The drug discovery industry now has a legislative stamp of approval to justify investing the dollars and hours necessary to optimise animal model alternatives. But animal models will remain the status quo until alternatives truly outperform them. Eventually, the number of animal models has the potential to dwindle down to zero. The groundwork has been laid, but there is still a lot of research and optimisation that lay ahead.
The benefits of computational models
Given where the industry is now, I believe the approach to eliminate animal models in drug development will change over time: initially animal models will be complemented by other models, such as organs-on-a-chip and computational models. As these alternative approaches become more scalable, and enough data and clinically relevant results are available to validate their use, the shift away from animal models will occur.
Animals have more built-in restrictions, such as needing food and healthcare. Practical limitations, like the time required to grow the animals to the necessary developmental stage, also impact experiments with animals. Computational models – once they work – are free from these constraints. As such, the speed at which these alternatives can potentially allow us to iterate can facilitate unprecedented rates of drug development at a far lower cost. Drugs for untreatable diseases could finally become profitable, and thus many more companies would approach disease areas that typically have low return on investment on drug discovery efforts. We could see a shift from curing laboratory animals to actually saving human lives.
Major pharmaceutical companies are in a unique position to drive this transformation.

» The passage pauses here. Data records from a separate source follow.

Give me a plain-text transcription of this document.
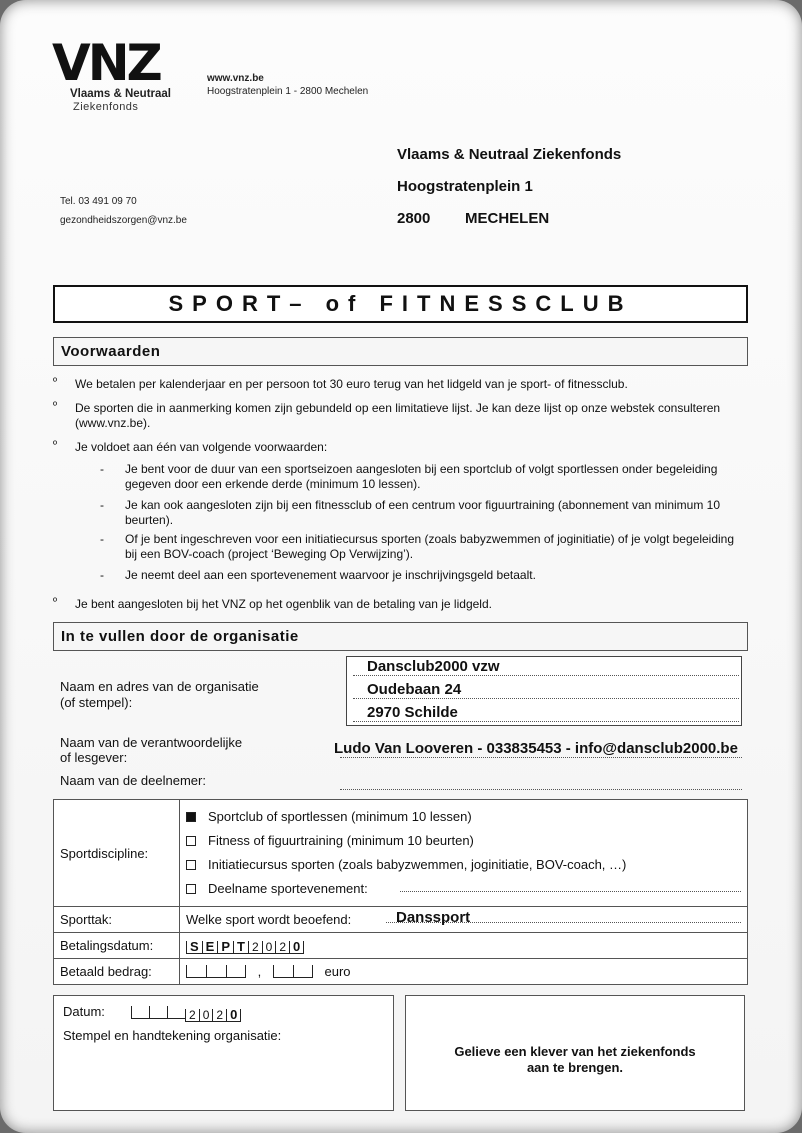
VNZ
Vlaams & Neutraal
Ziekenfonds
www.vnz.be
Hoogstratenplein 1 - 2800 Mechelen
Tel. 03 491 09 70
gezondheidszorgen@vnz.be
Vlaams & Neutraal Ziekenfonds
Hoogstratenplein 1
2800 MECHELEN
SPORT– of FITNESSCLUB
Voorwaarden
º	We betalen per kalenderjaar en per persoon tot 30 euro terug van het lidgeld van je sport- of fitnessclub.
º	De sporten die in aanmerking komen zijn gebundeld op een limitatieve lijst. Je kan deze lijst op onze webstek consulteren (www.vnz.be).
º	Je voldoet aan één van volgende voorwaarden:
-	Je bent voor de duur van een sportseizoen aangesloten bij een sportclub of volgt sportlessen onder begeleiding gegeven door een erkende derde (minimum 10 lessen).
-	Je kan ook aangesloten zijn bij een fitnessclub of een centrum voor figuurtraining (abonnement van minimum 10 beurten).
-	Of je bent ingeschreven voor een initiatiecursus sporten (zoals babyzwemmen of joginitiatie) of je volgt begeleiding bij een BOV-coach (project ‘Beweging Op Verwijzing’).
-	Je neemt deel aan een sportevenement waarvoor je inschrijvingsgeld betaalt.
º	Je bent aangesloten bij het VNZ op het ogenblik van de betaling van je lidgeld.
In te vullen door de organisatie
Naam en adres van de organisatie
(of stempel):
Dansclub2000 vzw
Oudebaan 24
2970 Schilde
Naam van de verantwoordelijke
of lesgever:
Ludo Van Looveren - 033835453 - info@dansclub2000.be
Naam van de deelnemer:
Sportdiscipline:	Sportclub of sportlessen (minimum 10 lessen)
Fitness of figuurtraining (minimum 10 beurten)
Initiatiecursus sporten (zoals babyzwemmen, joginitiatie, BOV-coach, …)
Deelname sportevenement:

Sporttak:	Welke sport wordt beoefend: Danssport

Betalingsdatum:	S E P T 2 0 2 0
Betaald bedrag:	, euro
Datum:	2 0 2 0
Stempel en handtekening organisatie:
Gelieve een klever van het ziekenfonds
aan te brengen.
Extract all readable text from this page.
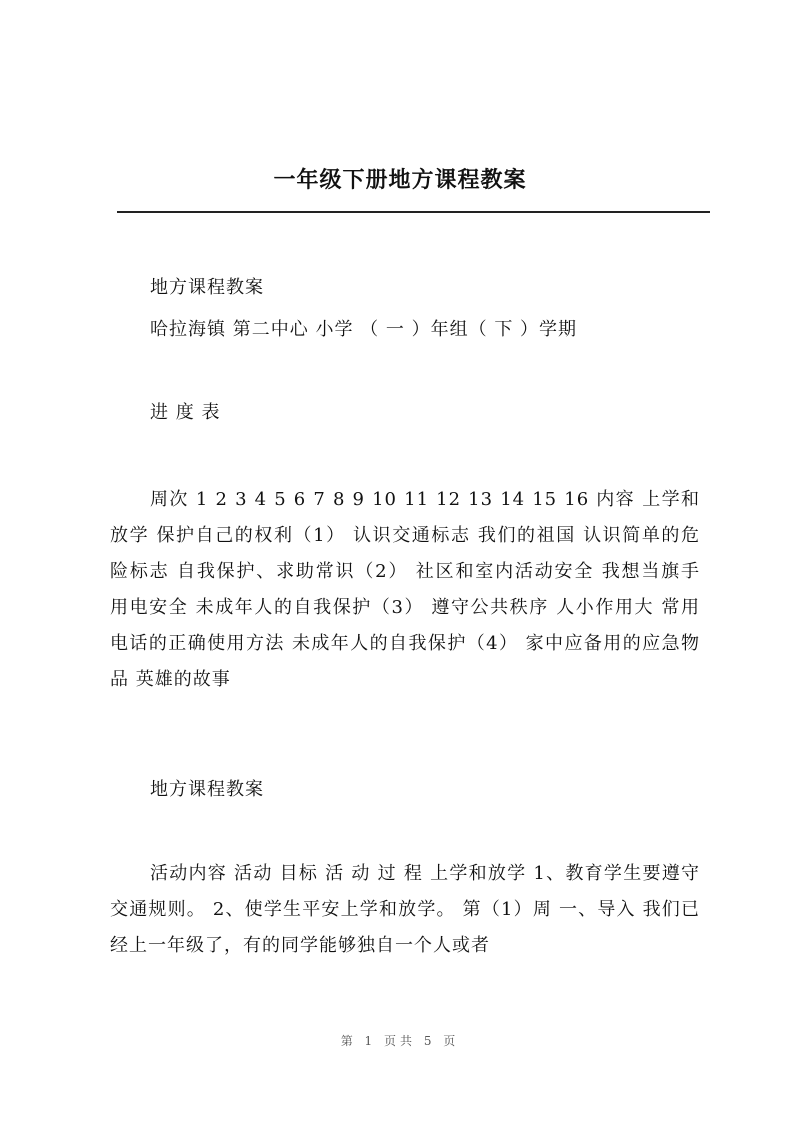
一年级下册地方课程教案
地方课程教案
哈拉海镇 第二中心 小学 （ 一 ）年组（ 下 ）学期
进 度 表
周次 1 2 3 4 5 6 7 8 9 10 11 12 13 14 15 16 内容 上学和放学 保护自己的权利（1） 认识交通标志 我们的祖国 认识简单的危险标志 自我保护、求助常识（2） 社区和室内活动安全 我想当旗手 用电安全 未成年人的自我保护（3） 遵守公共秩序 人小作用大 常用电话的正确使用方法 未成年人的自我保护（4） 家中应备用的应急物品 英雄的故事
地方课程教案
活动内容 活动 目标 活 动 过 程 上学和放学 1、教育学生要遵守交通规则。 2、使学生平安上学和放学。 第（1）周 一、导入 我们已经上一年级了，有的同学能够独自一个人或者
第 1 页共 5 页
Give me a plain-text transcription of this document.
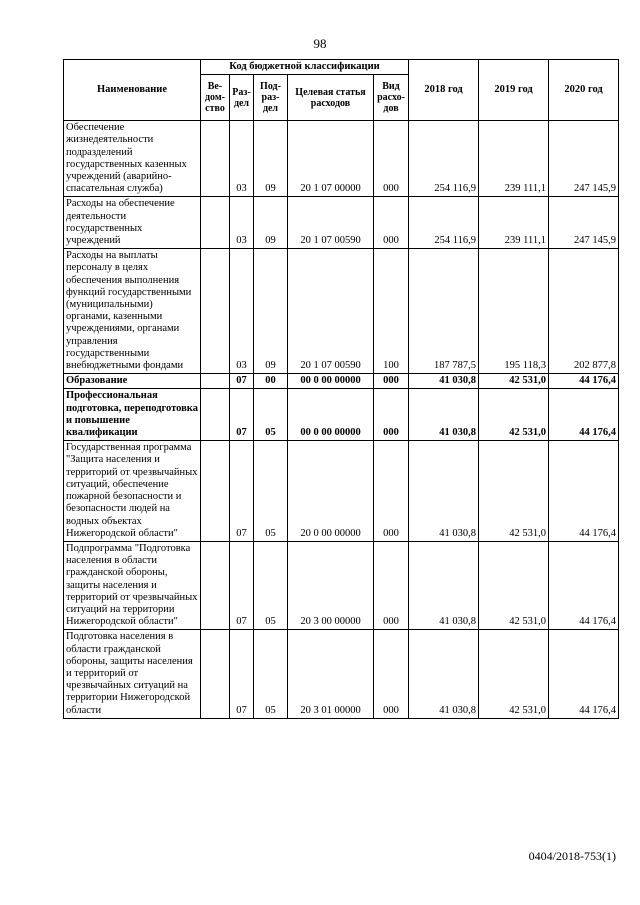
98
Наименование	Код бюджетной классификации					2018 год	2019 год	2020 год
	Ве-дом-ство	Раз-дел	Под-раз-дел	Целевая статья расходов	Вид расхо-дов			
Обеспечение жизнедеятельности подразделений государственных казенных учреждений (аварийно-спасательная служба)		03	09	20 1 07 00000	000	254 116,9	239 111,1	247 145,9
Расходы на обеспечение деятельности государственных учреждений		03	09	20 1 07 00590	000	254 116,9	239 111,1	247 145,9
Расходы на выплаты персоналу в целях обеспечения выполнения функций государственными (муниципальными) органами, казенными учреждениями, органами управления государственными внебюджетными фондами		03	09	20 1 07 00590	100	187 787,5	195 118,3	202 877,8
Образование		07	00	00 0 00 00000	000	41 030,8	42 531,0	44 176,4
Профессиональная подготовка, переподготовка и повышение квалификации		07	05	00 0 00 00000	000	41 030,8	42 531,0	44 176,4
Государственная программа "Защита населения и территорий от чрезвычайных ситуаций, обеспечение пожарной безопасности и безопасности людей на водных объектах Нижегородской области"		07	05	20 0 00 00000	000	41 030,8	42 531,0	44 176,4
Подпрограмма "Подготовка населения в области гражданской обороны, защиты населения и территорий от чрезвычайных ситуаций на территории Нижегородской области"		07	05	20 3 00 00000	000	41 030,8	42 531,0	44 176,4
Подготовка населения в области гражданской обороны, защиты населения и территорий от чрезвычайных ситуаций на территории Нижегородской области		07	05	20 3 01 00000	000	41 030,8	42 531,0	44 176,4
0404/2018-753(1)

To establish the biological relevance – and strength – of animal model alternatives, it's imperative that we continue to test these models in tandem with traditional methods. While many innovative start-ups are developing technologies that can support drug development from discovery to manufacturing, they infrequently (read: nearly never) have the resources to test animal model alternatives in real-time against animal models themselves. Pharmaceutical companies possess the infrastructure and resources, and can work side by side with nimble start-ups that move fast to enact meaningful change.
The FDA Modernization Act 2.0 aligns incentives between large pharmaceutical companies and small start-ups. With a call to invest in and explore these technologies sooner rather than later, pharmaceutical decision makers can make this transformation happen. In this case, a legislative act can motivate a giant leap forward in scientific discovery and treatments for patients without options. The pace at which we realise this future ultimately depends on how clever and invested we are in ushering in this new paradigm.